II Kings 24:18-19; Jeremiah 52:1-2; 27:1-11; 48-49
The LORD declares through Jeremiah:
It is I Who by My great power and My outstretched arm have made the earth, with the men and animals that are on the earth, and I give it to whomever it seems right to Me.
Jeremiah 27:5
We all smile and nod our heads in intellectual assent to the sovereignty of God. And it is all just fine, so long as we are thinking in the abstract and it is all “out there”.
Now I have given all these lands into the hand of Nebuchadnezzar, the king of Babylon, My servant, and I have given him also the beasts of the field to serve him. All the nations shall serve him…
Jeremiah 27:6-7a
Ah, here we move from the abstract to the concrete, and we begin to fidget.
But if any nation or kingdom will not serve this Nebuchadnezzar king of Babylon, and put its neck under the yoke of the king of Babylon, I will punish that nation with the sword, with famine, and with pestilence, declares the LORD, until I have consumed it by his hand.
Jeremiah 27:8
Now we go from fidgeting to fear (or worse), because our nice abstract idea about God’s sovereignty suddenly demands something quite concrete of us, something we do not want to do: surrender to our perceived enemy.

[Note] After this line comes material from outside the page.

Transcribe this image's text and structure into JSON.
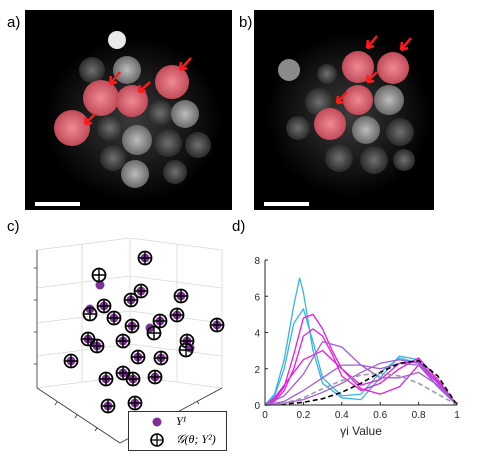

So long as God’s will lines up with our own desires, we’re happy to say He is sovereign, but when His will and our desires diverge, we have a problem. Then we start trying to punch holes in this idea of an all-sovereign God, or we assert that His will is different from what we know it to be, all so that we can cling to our own way, our sin. But trying to outflank or outwit or overpower an omnipresent, omniscient, omnipotent God is a losing proposition.
Stay tuned.
One more thing…
It is our sins that make the barbarians strong. It is our vices that vanquish Rome’s soldiers. As if there were here too little material for carnage, civil wars have made almost greater havoc among us than the swords of foreign foes. Miserable must those Israelites have been compared with whom Nebuchadnezzar was called God’s servant. Unhappy too are we who are so displeasing to God that he uses the fury of the barbarians to execute his wrath against us. Still, when Hezekiah repented, 185,000 Assyrians were destroyed in one night by a single angel. When Jeshosaphat sang the praises of the Lord, the Lord gave his worshiper the victory. Again, when Moses fought against Amalek, it was not with the sword but with prayer that he prevailed. Therefore, if we wish to be lifted up, we must first prostrate ourselves.
Saint Jerome on Jeremiah 27, from Letter 60.17
Try rereading the above substituting “terrorists” for “barbarians” and “U.S.A.” for “Rome”.